The UK government yesterday announced a far-reaching package of social distancing measures to suppress the spread of COVID-19. These are based on some Imperial College London modelling work, published here. The model predicts that the UK approach to mitigate the impact of the UK epidemic would indeed reduce the overall number of people affected and those who die, but would still leave hundreds of thousands dead in an overwhelmed healthcare system. In contrast, a more intensive suppression approach would be effective in reversing the epidemic trend and keep the number of new cases to a low level – in the short term, at least.
The model tested and compared the impact of two approaches in the UK and US:
- Mitigation – an attempt to flatten the curve and reduce impact on healthcare systems; the aim is to reduce the reproduction number (the number of secondary cases of each case), but not to <1.
- Suppression – an attempt to reverse epidemic growth by reducing the reproduction number to <1.
Left unchecked, the model predicts that COVID-19 would infect 81% of the UK population and cause more than 0.5m deaths by the summer of 2020. Mitigation was found to halve deaths and reduce the total number of cases by two thirds. However, this would still mean hundreds of thousands of deaths and a healthcare system (particularly intensive care) overutilised many times over.
The outlook for suppression was more positive in a way, with the model predicting that the approach would achieve its aim of reversing epidemic growth and restricting the number of new cases to a low level. However, two major downsides: firstly, the minimum requirements for an effective suppression strategy is extensive social distancing for many months affecting the entire population, and home isolation of cases combined with quarantine of the entire household. Secondly, in the long term, the model predicts that once these drastic social distancing measures are relaxed or removed, we would quickly re-enter the epidemic phase. The model predicted that closing schools and universities would improve the effectiveness of a suppression strategy, but made the point that the consequences may outweigh the benefit of doing this (e.g. if schools closes, many healthcare workers cannot come to work, and outcomes for patients in hospitals could be less favourable).
The model predicted that stopping mass gatherings would make little impact on the shape of the epidemic, because the contact-time at these events is relatively small compared with time spent in homes, schools, work-places, and other community-based activities (e.g. pubs and theatres).
The parametisation of the model – crucial for the validity of its outcomes – seems reasonable.
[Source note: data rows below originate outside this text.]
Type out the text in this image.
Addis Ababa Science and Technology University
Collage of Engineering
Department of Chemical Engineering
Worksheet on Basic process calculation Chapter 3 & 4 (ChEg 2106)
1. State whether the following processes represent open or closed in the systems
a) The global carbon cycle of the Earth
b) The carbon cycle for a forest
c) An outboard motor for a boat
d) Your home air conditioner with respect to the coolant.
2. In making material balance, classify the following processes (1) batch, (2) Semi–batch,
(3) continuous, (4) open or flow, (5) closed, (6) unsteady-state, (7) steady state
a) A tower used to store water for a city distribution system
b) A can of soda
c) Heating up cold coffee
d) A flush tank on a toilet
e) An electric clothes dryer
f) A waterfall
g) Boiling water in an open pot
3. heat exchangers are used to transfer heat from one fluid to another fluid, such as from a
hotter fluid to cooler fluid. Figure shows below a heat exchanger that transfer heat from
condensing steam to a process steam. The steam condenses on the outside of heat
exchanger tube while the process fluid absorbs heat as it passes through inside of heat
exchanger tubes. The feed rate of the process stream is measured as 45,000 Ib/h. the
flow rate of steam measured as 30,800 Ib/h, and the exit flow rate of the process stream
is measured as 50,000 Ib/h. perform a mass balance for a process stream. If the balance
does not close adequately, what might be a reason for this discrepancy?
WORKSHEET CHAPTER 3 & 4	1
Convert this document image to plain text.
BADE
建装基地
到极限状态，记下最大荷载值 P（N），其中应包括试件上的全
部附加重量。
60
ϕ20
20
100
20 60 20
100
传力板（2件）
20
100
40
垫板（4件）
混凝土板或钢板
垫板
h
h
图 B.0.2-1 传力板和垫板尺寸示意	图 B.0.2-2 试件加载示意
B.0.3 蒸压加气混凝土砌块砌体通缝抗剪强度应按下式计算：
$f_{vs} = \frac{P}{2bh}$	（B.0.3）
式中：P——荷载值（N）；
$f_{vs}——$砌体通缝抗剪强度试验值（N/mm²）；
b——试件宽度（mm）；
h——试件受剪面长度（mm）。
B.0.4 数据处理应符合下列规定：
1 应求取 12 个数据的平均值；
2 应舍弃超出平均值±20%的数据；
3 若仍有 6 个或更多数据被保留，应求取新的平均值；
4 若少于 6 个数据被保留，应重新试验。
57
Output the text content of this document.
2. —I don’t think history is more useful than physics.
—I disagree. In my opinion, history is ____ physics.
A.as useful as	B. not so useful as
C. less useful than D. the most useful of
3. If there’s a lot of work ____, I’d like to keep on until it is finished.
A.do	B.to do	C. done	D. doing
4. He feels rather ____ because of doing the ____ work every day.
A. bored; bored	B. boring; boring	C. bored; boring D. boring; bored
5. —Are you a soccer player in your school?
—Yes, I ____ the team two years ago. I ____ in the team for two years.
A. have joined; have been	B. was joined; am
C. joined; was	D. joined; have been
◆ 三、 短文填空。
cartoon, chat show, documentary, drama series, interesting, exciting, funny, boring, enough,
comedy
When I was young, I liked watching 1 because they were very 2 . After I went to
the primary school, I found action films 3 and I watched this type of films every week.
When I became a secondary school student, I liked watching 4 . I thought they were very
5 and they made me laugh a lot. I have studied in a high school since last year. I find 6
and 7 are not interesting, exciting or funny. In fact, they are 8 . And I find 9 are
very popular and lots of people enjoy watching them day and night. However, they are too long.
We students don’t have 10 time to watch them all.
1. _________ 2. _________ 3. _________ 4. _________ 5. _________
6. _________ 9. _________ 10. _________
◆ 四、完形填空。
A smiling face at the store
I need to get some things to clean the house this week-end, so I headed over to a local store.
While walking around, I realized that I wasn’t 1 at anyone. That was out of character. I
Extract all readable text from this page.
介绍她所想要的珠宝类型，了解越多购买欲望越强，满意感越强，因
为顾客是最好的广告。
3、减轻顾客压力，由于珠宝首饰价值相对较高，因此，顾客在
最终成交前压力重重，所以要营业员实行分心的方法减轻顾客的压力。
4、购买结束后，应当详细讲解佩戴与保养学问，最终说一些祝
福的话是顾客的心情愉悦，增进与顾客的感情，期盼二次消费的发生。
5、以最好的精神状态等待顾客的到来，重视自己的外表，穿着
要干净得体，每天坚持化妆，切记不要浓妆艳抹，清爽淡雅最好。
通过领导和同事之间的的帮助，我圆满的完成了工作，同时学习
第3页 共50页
The only variable that caught my attention was that symptomatic individuals were 50% more likely to transmit to others and asymptomatic individuals; it’s not clear where this estimate came from. Vital to note that the model did not include any ethical or economic implications, which are really important considerations from a policy-maker viewpoint.
This model has clear implications for other parts of the world. Whilst the picture in China is looking considerably better than it was, will the suppression of new cases reverse once the stringent symptomatic management and social distancing is lifted? These models suggest that this is likely, unfortunately. And for the US, the same findings are true – only drastic social distancing will reverse the epidemic.
The proposed solution seems to be a “pulsing” on/off of the stringent social distancing measures until we reach a point that a vaccine is developed. The suggestion is to use the incidence of COVID-19 in the ICU as a trigger point for pulsing the social distancing measures on and off.
As we know, all models are wrong. Let’s hope that this one is one of the useful ones!